王舒月干脆把帽子取出来戴上,压低帽檐。
另外在给自己套了一个隔绝气息的结界,努力减弱存在感。
再抬头时,就见顾子明正盯着自己,眼眸中没有一点情绪,就是看着她,好像穿过她,在看另外一个人,出了神。

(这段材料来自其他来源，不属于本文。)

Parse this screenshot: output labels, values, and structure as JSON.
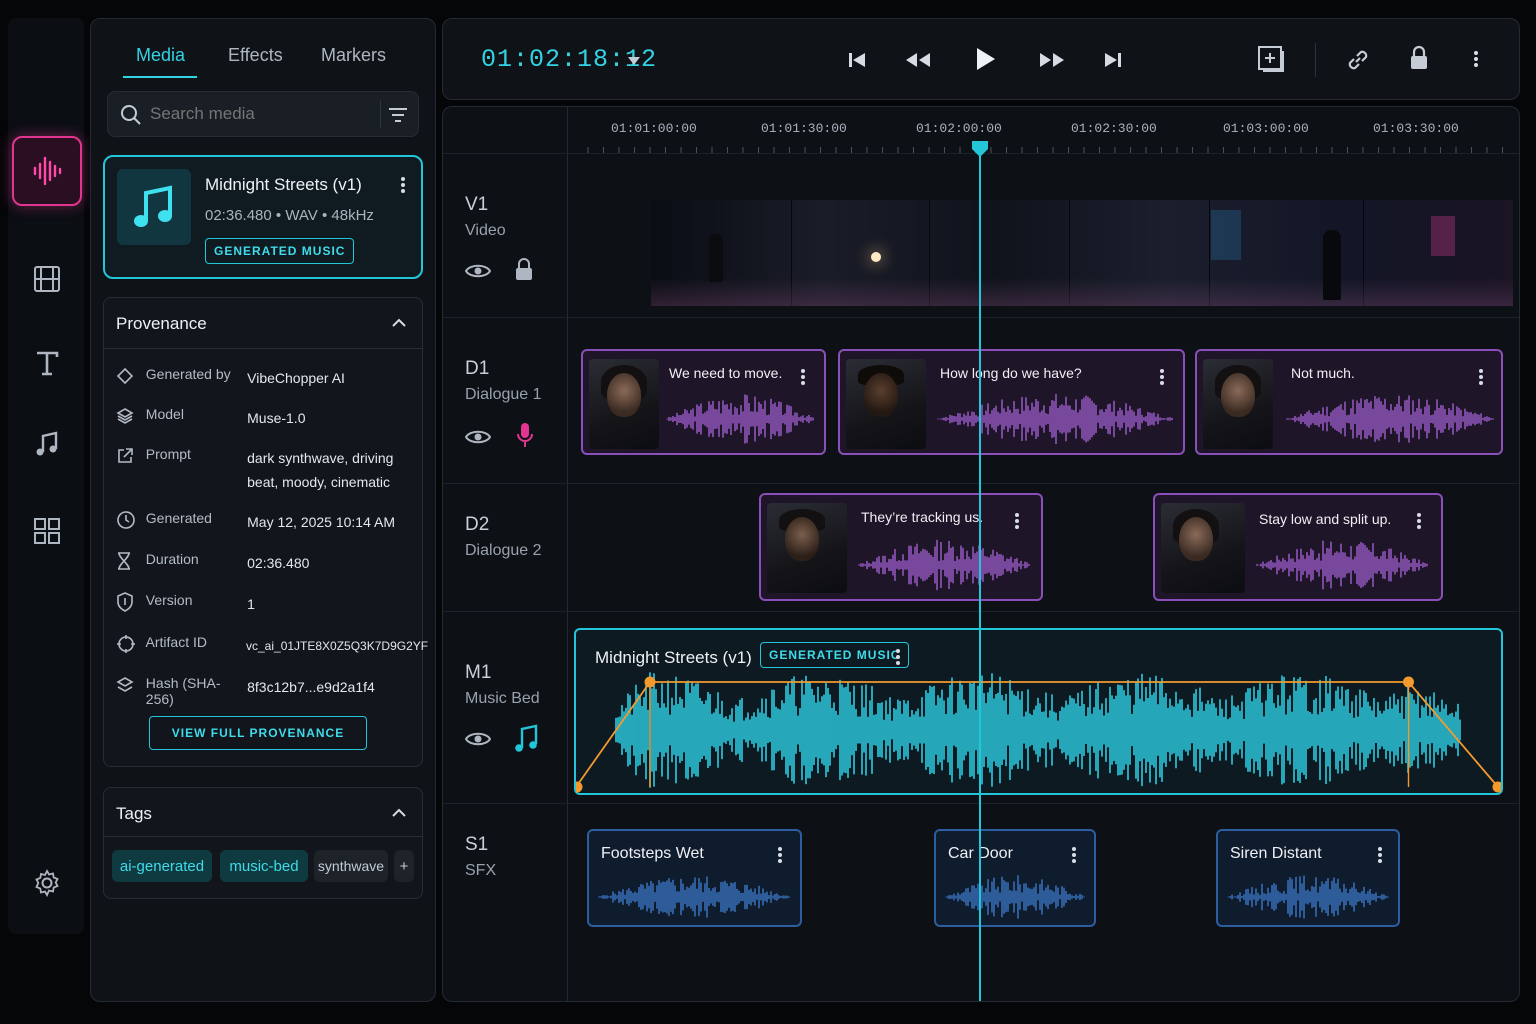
{
  "colors": {
    "accent": "#33d3e3",
    "music": "#22c6d8",
    "dialogue": "#8a4fb8",
    "sfx": "#2c5d9e",
    "rail_active": "#e0368f",
    "envelope": "#f29a2e"
  },
  "rail": {
    "items": [
      {
        "icon": "waveform-icon",
        "active": true
      },
      {
        "icon": "film-icon"
      },
      {
        "icon": "text-icon"
      },
      {
        "icon": "music-note-icon"
      },
      {
        "icon": "grid-icon"
      }
    ],
    "settings_icon": "gear-icon"
  },
  "left": {
    "tabs": [
      "Media",
      "Effects",
      "Markers"
    ],
    "search_placeholder": "Search media",
    "asset": {
      "title": "Midnight Streets (v1)",
      "meta": "02:36.480  •  WAV  •  48kHz",
      "badge": "GENERATED MUSIC"
    },
    "provenance": {
      "title": "Provenance",
      "rows": [
        {
          "icon": "tag-icon",
          "k": "Generated by",
          "v": "VibeChopper AI"
        },
        {
          "icon": "layers-icon",
          "k": "Model",
          "v": "Muse-1.0"
        },
        {
          "icon": "external-link-icon",
          "k": "Prompt",
          "v": "dark synthwave, driving beat, moody, cinematic"
        },
        {
          "icon": "clock-icon",
          "k": "Generated",
          "v": "May 12, 2025  10:14 AM"
        },
        {
          "icon": "hourglass-icon",
          "k": "Duration",
          "v": "02:36.480"
        },
        {
          "icon": "shield-icon",
          "k": "Version",
          "v": "1"
        },
        {
          "icon": "crosshair-icon",
          "k": "Artifact ID",
          "v": "vc_ai_01JTE8X0Z5Q3K7D9G2YF"
        },
        {
          "icon": "hash-layers-icon",
          "k": "Hash (SHA-256)",
          "v": "8f3c12b7...e9d2a1f4"
        }
      ],
      "button": "VIEW FULL PROVENANCE"
    },
    "tags": {
      "title": "Tags",
      "items": [
        "ai-generated",
        "music-bed",
        "synthwave"
      ],
      "add": "+"
    }
  },
  "top": {
    "timecode": "01:02:18:12"
  },
  "timeline": {
    "ticks": [
      "01:01:00:00",
      "01:01:30:00",
      "01:02:00:00",
      "01:02:30:00",
      "01:03:00:00",
      "01:03:30:00"
    ],
    "tracks": [
      {
        "id": "V1",
        "name": "Video"
      },
      {
        "id": "D1",
        "name": "Dialogue 1"
      },
      {
        "id": "D2",
        "name": "Dialogue 2"
      },
      {
        "id": "M1",
        "name": "Music Bed"
      },
      {
        "id": "S1",
        "name": "SFX"
      }
    ],
    "d1_clips": [
      "We need to move.",
      "How long do we have?",
      "Not much."
    ],
    "d2_clips": [
      "They’re tracking us.",
      "Stay low and split up."
    ],
    "music_clip": {
      "title": "Midnight Streets (v1)",
      "badge": "GENERATED MUSIC",
      "fade_in": 0.08,
      "fade_out": 0.1
    },
    "sfx_clips": [
      "Footsteps Wet",
      "Car Door",
      "Siren Distant"
    ]
  }
}
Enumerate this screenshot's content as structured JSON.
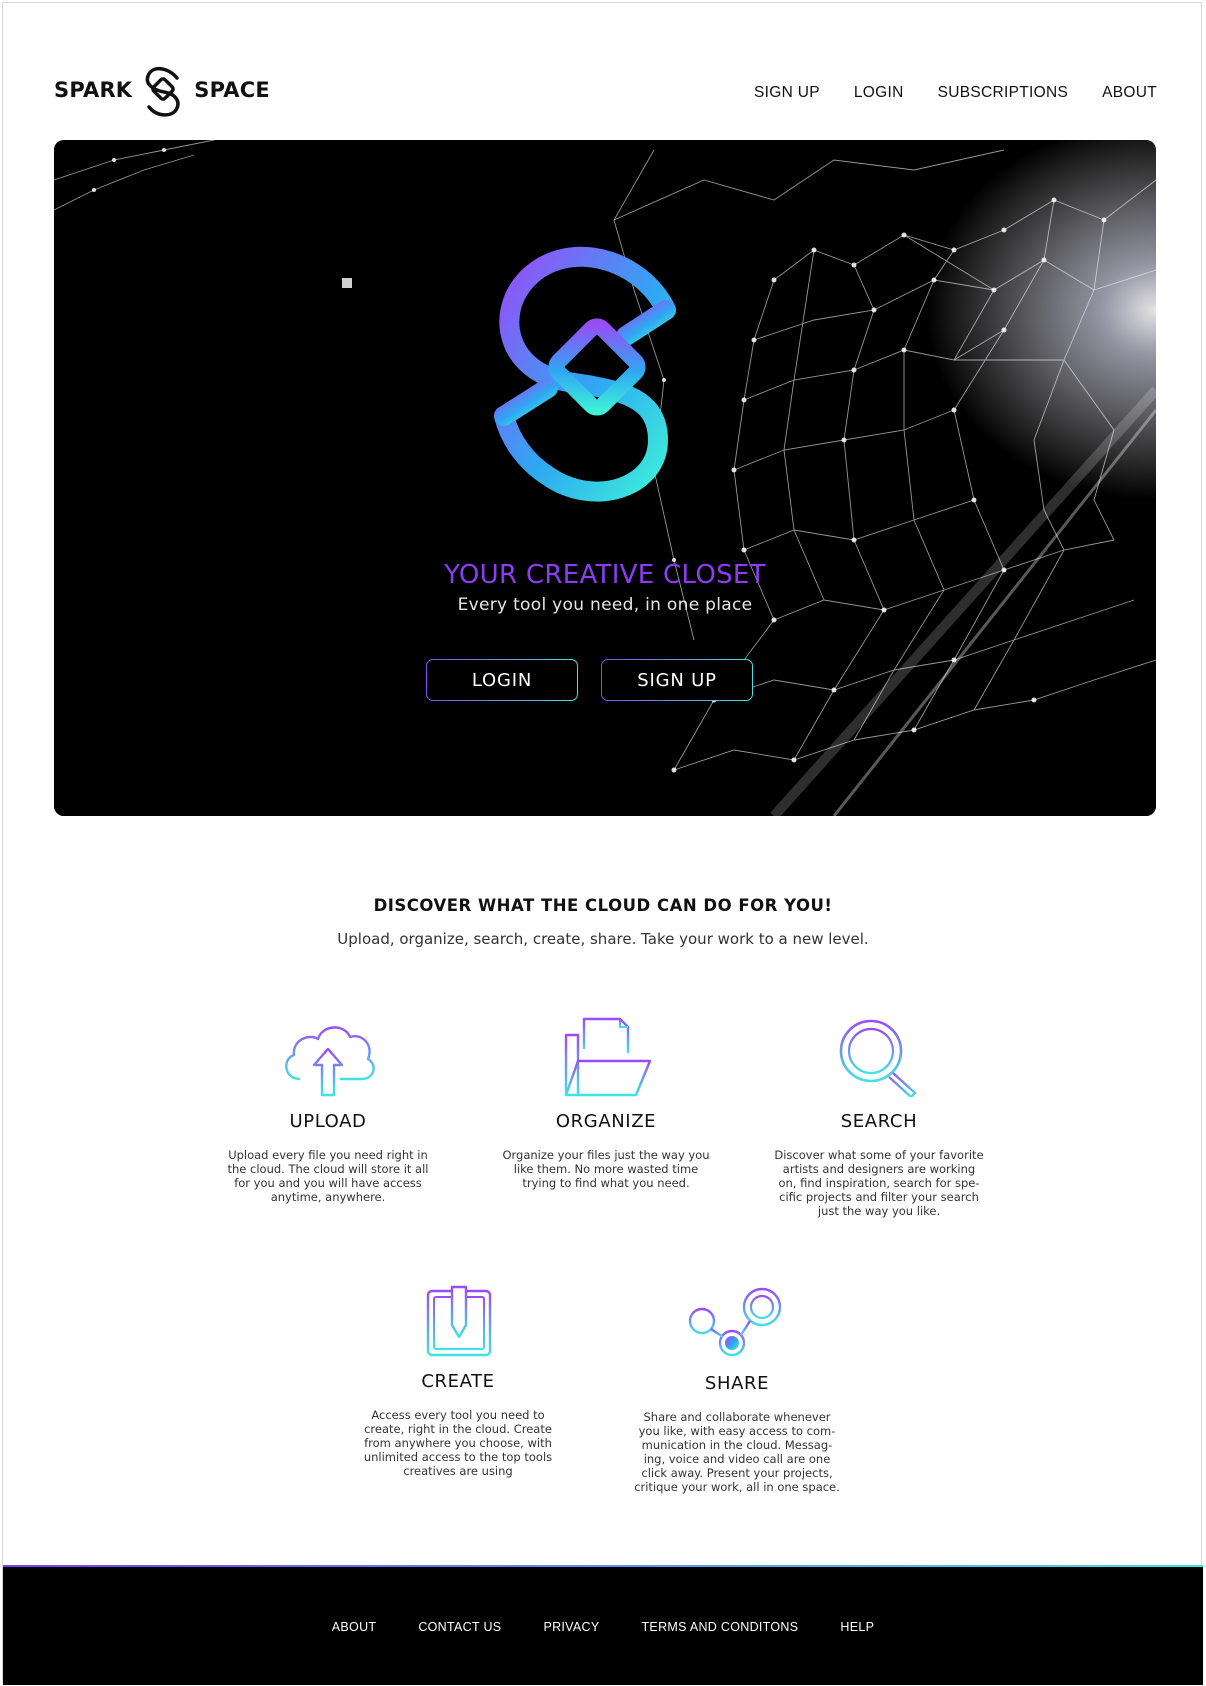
{
  "brand": {
    "left_word": "SPARK",
    "right_word": "SPACE",
    "logo_icon": "spark-space-s-logo"
  },
  "nav": {
    "items": [
      {
        "label": "SIGN UP"
      },
      {
        "label": "LOGIN"
      },
      {
        "label": "SUBSCRIPTIONS"
      },
      {
        "label": "ABOUT"
      }
    ]
  },
  "hero": {
    "title": "YOUR CREATIVE CLOSET",
    "subtitle": "Every tool you need, in one place",
    "login_label": "LOGIN",
    "signup_label": "SIGN UP",
    "background": "network-mesh-image"
  },
  "features": {
    "title": "DISCOVER WHAT THE CLOUD CAN DO FOR YOU!",
    "subtitle": "Upload, organize, search, create, share. Take your work to a new level.",
    "items": [
      {
        "icon": "cloud-upload-icon",
        "title": "UPLOAD",
        "description": "Upload every file you need right in the cloud. The cloud will store it all for you and you will have access anytime, anywhere."
      },
      {
        "icon": "folder-document-icon",
        "title": "ORGANIZE",
        "description": "Organize your files just the way you like them. No more wasted time trying to find what you need."
      },
      {
        "icon": "magnifier-icon",
        "title": "SEARCH",
        "description": "Discover what some of your favorite artists and designers are working on, find inspiration, search for spe-cific projects and filter your search just the way you like."
      },
      {
        "icon": "pencil-tablet-icon",
        "title": "CREATE",
        "description": "Access every tool you need to create, right in the cloud. Create from anywhere you choose, with unlimited access to the top tools creatives are using"
      },
      {
        "icon": "share-nodes-icon",
        "title": "SHARE",
        "description": "Share and collaborate whenever you like, with easy access to com-munication in the cloud. Messag-ing, voice and video call are one click away. Present your projects, critique your work, all in one space."
      }
    ]
  },
  "footer": {
    "links": [
      {
        "label": "ABOUT"
      },
      {
        "label": "CONTACT US"
      },
      {
        "label": "PRIVACY"
      },
      {
        "label": "TERMS AND CONDITONS"
      },
      {
        "label": "HELP"
      }
    ]
  },
  "colors": {
    "accent_purple": "#8b3df4",
    "accent_cyan": "#3ee4e4",
    "hero_bg": "#000000",
    "footer_bg": "#000000"
  }
}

「喂!」王舒月伸出手在他面前晃了晃,男人眼睛轻眨,这才回过神来。
「你想什么呢?」王舒月试探着问:「女朋友?」
「亦或者是......前女友?」
顾子明眸色眉头皱了起来,「你还说你什么都没听见。」
「咳咳!」
王舒月尴尬的咳了两声,一本正经胡说八道,「我没有,我猜的,你也三十好几的人了,有个把前女友不是很正常的嘛。」
顾子明直言道:「你想问什么?」
王舒月一愣,她没想问什么啊?
不过.......瞄一眼顾子明,一副很想说点什么的样子。
王舒月明白了,不是她想问什么,而是他想说点什么。
便配合的问:「你们怎么分手的?」
「没有分手。」
「嗯?」王舒月狐疑的拿起一片灵果,咬了一口,「没有分手那我怎么都没见你联繫过?」
在岛上虽然封闭,可那也只是对特战队学员单方面封闭,顾子明这些老师们可没有被限制。
如果没分开,为什么从不联繫呢?
「她死了,因公殉职。」
王舒月咀嚼的动作一顿。
店里灯光明亮,顾子明低垂着头,神情都掩藏在阴影里,她看不清他此刻是什么表情,只能够感觉到,男人的情绪波动并不大,淡淡的,仿佛在诉说一件已经过去很久的悲伤往事。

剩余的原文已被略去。